Despite this explosion of sales and earnings, the shares go for just over 13 times forward earnings estimates and the stock has a five year projected PEG much under 1 (.46). How many over $100 billion market capitalization companies have these sort of metrics?

Note: If any readers know of even one large cap growth stocks with the sort of combination of valuation and growth, please forward it to the author as it has to be an actionable investment.

In addition, Gilead has a lot less legitimate concerns than Apple did a year ago even when it was selling at rock bottom valuations. At that point in Apple's product cycle, worries about whether the company could stop some margin erosion were warranted. In addition, everyone has a product flop from time to time and the new iPhone 5C/5S versions might not have sold as well as they ultimately did when they were launched in September. In addition, Apple did not have to accelerate dividend payouts and stock buybacks as activists were agitating for and the company eventually did.

Gilead's only real worry right now is whether Congress will get traction in pushing back on Sovaldi's price tag which is approximately $84,000 for a twelve week regimen. Although this might result in some erosion on the margin I simply do not see this happening. There are at least a dozen drugs that currently cost more than Sovaldi's levels, and almost none actually cure the underlying disease basically 100% of the time. In addition, $84,000 is a lot cheaper than a liver transplant which can cost almost a $1 million in certain circumstances. It is also cheaper than $15,000 a year in perpetuity than some patients require on other drugs for different diseases.

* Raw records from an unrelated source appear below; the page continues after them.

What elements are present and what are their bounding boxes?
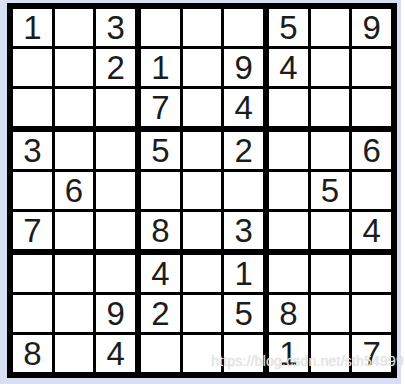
cell-r8c6[interactable]: 5 [224,295,263,332]
cell-r4c5[interactable] [183,132,222,169]
cell-r4c1[interactable]: 3 [13,132,52,169]
cell-r8c7[interactable]: 8 [269,295,308,332]
cell-r9c1[interactable]: 8 [13,335,52,372]
cell-r2c3[interactable]: 2 [96,49,135,86]
cell-r6c6[interactable]: 3 [224,212,263,249]
cell-r7c9[interactable] [352,255,391,292]
cell-r5c8[interactable]: 5 [311,172,350,209]
cell-r9c2[interactable] [55,335,94,372]
cell-r5c1[interactable] [13,172,52,209]
cell-r3c6[interactable]: 4 [224,89,263,126]
cell-r4c2[interactable] [55,132,94,169]
cell-r2c2[interactable] [55,49,94,86]
cell-r6c8[interactable] [311,212,350,249]
cell-r1c3[interactable]: 3 [96,9,135,46]
cell-r1c7[interactable]: 5 [269,9,308,46]
cell-r8c1[interactable] [13,295,52,332]
cell-r1c9[interactable]: 9 [352,9,391,46]
cell-r4c8[interactable] [311,132,350,169]
cell-r1c6[interactable] [224,9,263,46]
cell-r5c2[interactable]: 6 [55,172,94,209]
cell-r1c2[interactable] [55,9,94,46]
cell-r7c8[interactable] [311,255,350,292]
cell-r6c5[interactable] [183,212,222,249]
cell-r9c6[interactable] [224,335,263,372]
box-1-3: 594 [269,9,391,126]
cell-r2c7[interactable]: 4 [269,49,308,86]
cell-r9c4[interactable] [141,335,180,372]
cell-r1c5[interactable] [183,9,222,46]
cell-r7c6[interactable]: 1 [224,255,263,292]
cell-r7c1[interactable] [13,255,52,292]
cell-r4c6[interactable]: 2 [224,132,263,169]
cell-r2c8[interactable] [311,49,350,86]
cell-r8c2[interactable] [55,295,94,332]
cell-r3c3[interactable] [96,89,135,126]
cell-r3c1[interactable] [13,89,52,126]
cell-r6c9[interactable]: 4 [352,212,391,249]
cell-r6c7[interactable] [269,212,308,249]
cell-r9c5[interactable] [183,335,222,372]
box-3-3: 817 [269,255,391,372]
cell-r9c8[interactable] [311,335,350,372]
cell-r7c3[interactable] [96,255,135,292]
cell-r3c2[interactable] [55,89,94,126]
right-edge-strip [401,0,405,384]
cell-r1c8[interactable] [311,9,350,46]
cell-r6c3[interactable] [96,212,135,249]
cell-r8c4[interactable]: 2 [141,295,180,332]
cell-r4c7[interactable] [269,132,308,169]
cell-r6c2[interactable] [55,212,94,249]
sudoku-board: 132197459436752836549844125817 [7,3,397,378]
cell-r7c4[interactable]: 4 [141,255,180,292]
cell-r2c5[interactable] [183,49,222,86]
cell-r6c1[interactable]: 7 [13,212,52,249]
cell-r5c7[interactable] [269,172,308,209]
cell-r3c8[interactable] [311,89,350,126]
cell-r2c9[interactable] [352,49,391,86]
cell-r3c7[interactable] [269,89,308,126]
box-3-1: 984 [13,255,135,372]
cell-r1c1[interactable]: 1 [13,9,52,46]
cell-r8c5[interactable] [183,295,222,332]
box-1-1: 132 [13,9,135,126]
page-background: 132197459436752836549844125817 https://b… [0,0,405,384]
cell-r9c3[interactable]: 4 [96,335,135,372]
cell-r5c9[interactable] [352,172,391,209]
cell-r1c4[interactable] [141,9,180,46]
cell-r8c9[interactable] [352,295,391,332]
box-2-3: 654 [269,132,391,249]
box-2-1: 367 [13,132,135,249]
cell-r3c5[interactable] [183,89,222,126]
cell-r2c1[interactable] [13,49,52,86]
cell-r5c5[interactable] [183,172,222,209]
cell-r2c4[interactable]: 1 [141,49,180,86]
box-3-2: 4125 [141,255,263,372]
cell-r9c9[interactable]: 7 [352,335,391,372]
cell-r5c6[interactable] [224,172,263,209]
cell-r7c2[interactable] [55,255,94,292]
cell-r4c9[interactable]: 6 [352,132,391,169]
cell-r6c4[interactable]: 8 [141,212,180,249]
cell-r3c9[interactable] [352,89,391,126]
cell-r3c4[interactable]: 7 [141,89,180,126]
cell-r8c3[interactable]: 9 [96,295,135,332]
cell-r5c3[interactable] [96,172,135,209]
cell-r5c4[interactable] [141,172,180,209]
cell-r7c5[interactable] [183,255,222,292]
box-2-2: 5283 [141,132,263,249]
cell-r9c7[interactable]: 1 [269,335,308,372]
cell-r8c8[interactable] [311,295,350,332]
cell-r2c6[interactable]: 9 [224,49,263,86]
cell-r7c7[interactable] [269,255,308,292]
cell-r4c4[interactable]: 5 [141,132,180,169]
cell-r4c3[interactable] [96,132,135,169]
box-1-2: 1974 [141,9,263,126]
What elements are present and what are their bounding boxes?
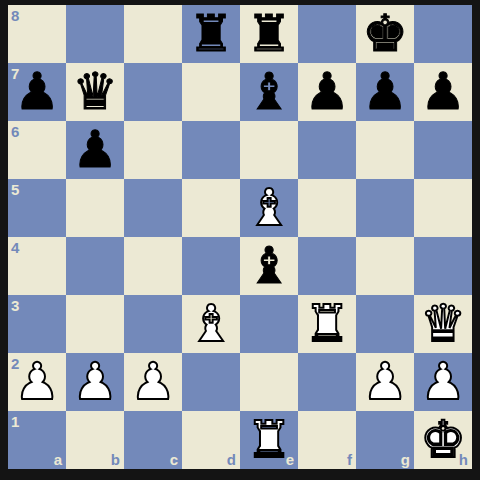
square-f4[interactable] xyxy=(298,237,356,295)
square-c1[interactable]: c xyxy=(124,411,182,469)
square-h2[interactable]: ♟ xyxy=(414,353,472,411)
square-d4[interactable] xyxy=(182,237,240,295)
square-g1[interactable]: g xyxy=(356,411,414,469)
square-b4[interactable] xyxy=(66,237,124,295)
square-f2[interactable] xyxy=(298,353,356,411)
square-g6[interactable] xyxy=(356,121,414,179)
square-g8[interactable]: ♚ xyxy=(356,5,414,63)
square-f5[interactable] xyxy=(298,179,356,237)
black-bishop[interactable]: ♝ xyxy=(240,63,298,121)
square-c3[interactable] xyxy=(124,295,182,353)
chess-board: 8♜♜♚7♟♛♝♟♟♟6♟5♝4♝3♝♜♛2♟♟♟♟♟1abcde♜fgh♚ xyxy=(8,5,472,469)
square-a1[interactable]: 1a xyxy=(8,411,66,469)
black-pawn[interactable]: ♟ xyxy=(298,63,356,121)
white-pawn[interactable]: ♟ xyxy=(66,353,124,411)
square-h3[interactable]: ♛ xyxy=(414,295,472,353)
square-g3[interactable] xyxy=(356,295,414,353)
square-a5[interactable]: 5 xyxy=(8,179,66,237)
rank-label-3: 3 xyxy=(11,298,19,313)
square-g4[interactable] xyxy=(356,237,414,295)
square-e8[interactable]: ♜ xyxy=(240,5,298,63)
square-e6[interactable] xyxy=(240,121,298,179)
rank-label-5: 5 xyxy=(11,182,19,197)
square-a2[interactable]: 2♟ xyxy=(8,353,66,411)
file-label-f: f xyxy=(347,452,352,467)
square-a7[interactable]: 7♟ xyxy=(8,63,66,121)
square-d6[interactable] xyxy=(182,121,240,179)
square-b3[interactable] xyxy=(66,295,124,353)
square-a4[interactable]: 4 xyxy=(8,237,66,295)
square-h8[interactable] xyxy=(414,5,472,63)
square-b2[interactable]: ♟ xyxy=(66,353,124,411)
file-label-c: c xyxy=(170,452,178,467)
white-queen[interactable]: ♛ xyxy=(414,295,472,353)
rank-label-8: 8 xyxy=(11,8,19,23)
rank-label-2: 2 xyxy=(11,356,19,371)
black-pawn[interactable]: ♟ xyxy=(414,63,472,121)
square-h6[interactable] xyxy=(414,121,472,179)
square-a8[interactable]: 8 xyxy=(8,5,66,63)
square-f8[interactable] xyxy=(298,5,356,63)
square-c2[interactable]: ♟ xyxy=(124,353,182,411)
white-bishop[interactable]: ♝ xyxy=(182,295,240,353)
square-f1[interactable]: f xyxy=(298,411,356,469)
square-b1[interactable]: b xyxy=(66,411,124,469)
rank-label-7: 7 xyxy=(11,66,19,81)
black-queen[interactable]: ♛ xyxy=(66,63,124,121)
white-pawn[interactable]: ♟ xyxy=(414,353,472,411)
square-c5[interactable] xyxy=(124,179,182,237)
square-d5[interactable] xyxy=(182,179,240,237)
square-c8[interactable] xyxy=(124,5,182,63)
square-h5[interactable] xyxy=(414,179,472,237)
square-g5[interactable] xyxy=(356,179,414,237)
square-a3[interactable]: 3 xyxy=(8,295,66,353)
square-c7[interactable] xyxy=(124,63,182,121)
square-b7[interactable]: ♛ xyxy=(66,63,124,121)
white-pawn[interactable]: ♟ xyxy=(356,353,414,411)
square-g7[interactable]: ♟ xyxy=(356,63,414,121)
square-c6[interactable] xyxy=(124,121,182,179)
square-d1[interactable]: d xyxy=(182,411,240,469)
rank-label-4: 4 xyxy=(11,240,19,255)
square-e3[interactable] xyxy=(240,295,298,353)
square-e1[interactable]: e♜ xyxy=(240,411,298,469)
square-h4[interactable] xyxy=(414,237,472,295)
file-label-b: b xyxy=(111,452,120,467)
rank-label-1: 1 xyxy=(11,414,19,429)
file-label-a: a xyxy=(54,452,62,467)
square-b6[interactable]: ♟ xyxy=(66,121,124,179)
square-e2[interactable] xyxy=(240,353,298,411)
square-g2[interactable]: ♟ xyxy=(356,353,414,411)
white-bishop[interactable]: ♝ xyxy=(240,179,298,237)
square-e4[interactable]: ♝ xyxy=(240,237,298,295)
square-h7[interactable]: ♟ xyxy=(414,63,472,121)
square-d7[interactable] xyxy=(182,63,240,121)
file-label-d: d xyxy=(227,452,236,467)
black-rook[interactable]: ♜ xyxy=(240,5,298,63)
square-f3[interactable]: ♜ xyxy=(298,295,356,353)
black-king[interactable]: ♚ xyxy=(356,5,414,63)
square-e7[interactable]: ♝ xyxy=(240,63,298,121)
square-d3[interactable]: ♝ xyxy=(182,295,240,353)
white-pawn[interactable]: ♟ xyxy=(124,353,182,411)
square-f7[interactable]: ♟ xyxy=(298,63,356,121)
square-d2[interactable] xyxy=(182,353,240,411)
square-h1[interactable]: h♚ xyxy=(414,411,472,469)
file-label-h: h xyxy=(459,452,468,467)
black-pawn[interactable]: ♟ xyxy=(66,121,124,179)
black-rook[interactable]: ♜ xyxy=(182,5,240,63)
square-b8[interactable] xyxy=(66,5,124,63)
square-f6[interactable] xyxy=(298,121,356,179)
rank-label-6: 6 xyxy=(11,124,19,139)
square-a6[interactable]: 6 xyxy=(8,121,66,179)
white-rook[interactable]: ♜ xyxy=(298,295,356,353)
file-label-e: e xyxy=(286,452,294,467)
black-pawn[interactable]: ♟ xyxy=(356,63,414,121)
square-e5[interactable]: ♝ xyxy=(240,179,298,237)
black-bishop[interactable]: ♝ xyxy=(240,237,298,295)
square-c4[interactable] xyxy=(124,237,182,295)
file-label-g: g xyxy=(401,452,410,467)
square-b5[interactable] xyxy=(66,179,124,237)
square-d8[interactable]: ♜ xyxy=(182,5,240,63)
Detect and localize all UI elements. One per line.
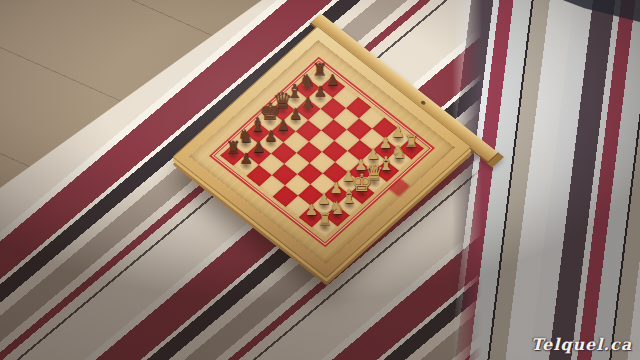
striped-bedspread-fold [452, 0, 640, 360]
dark-pawn-glyph: ♟ [301, 96, 314, 111]
dark-rook-glyph: ♜ [225, 139, 240, 156]
watermark: Telquel.ca [531, 335, 632, 354]
dark-pawn-glyph: ♟ [313, 85, 326, 100]
dark-pawn-glyph: ♟ [252, 140, 265, 155]
light-rook-glyph: ♜ [317, 211, 332, 228]
dark-pawn-glyph: ♟ [326, 73, 339, 88]
dark-pawn-glyph: ♟ [289, 107, 302, 122]
photo-scene: ♜♞♟♝♟♛♟♚♟♝♟♞♟♟♜♟♟♜♟♟♞♟♝♟♛♟♚♟♝♟♞♜ Telquel… [0, 0, 640, 360]
dark-pawn-glyph: ♟ [239, 152, 252, 167]
dark-pawn-glyph: ♟ [276, 118, 289, 133]
dark-pawn-glyph: ♟ [264, 129, 277, 144]
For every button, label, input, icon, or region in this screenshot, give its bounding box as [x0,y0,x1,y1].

As these concerns fade and the company continues to deliver against its earnings estimates, it is hard to see the multiple on Gilead not moving higher over the next year. My own price target range is 16 to 20 times the consensus ~$7.75 a share the company is projected to earn in FY2015. This gives me a price target range of $114 to $165 on Gilead over the next 12 months. This range is significantly above the current ~$83 stock price on GILD. STRONG BUY

Disclosure: The author is long AAPL, GILD. The author wrote this article themselves, and it expresses their own opinions. The author is not receiving compensation for it (other than from Seeking Alpha). The author has no business relationship with any company whose stock is mentioned in this article.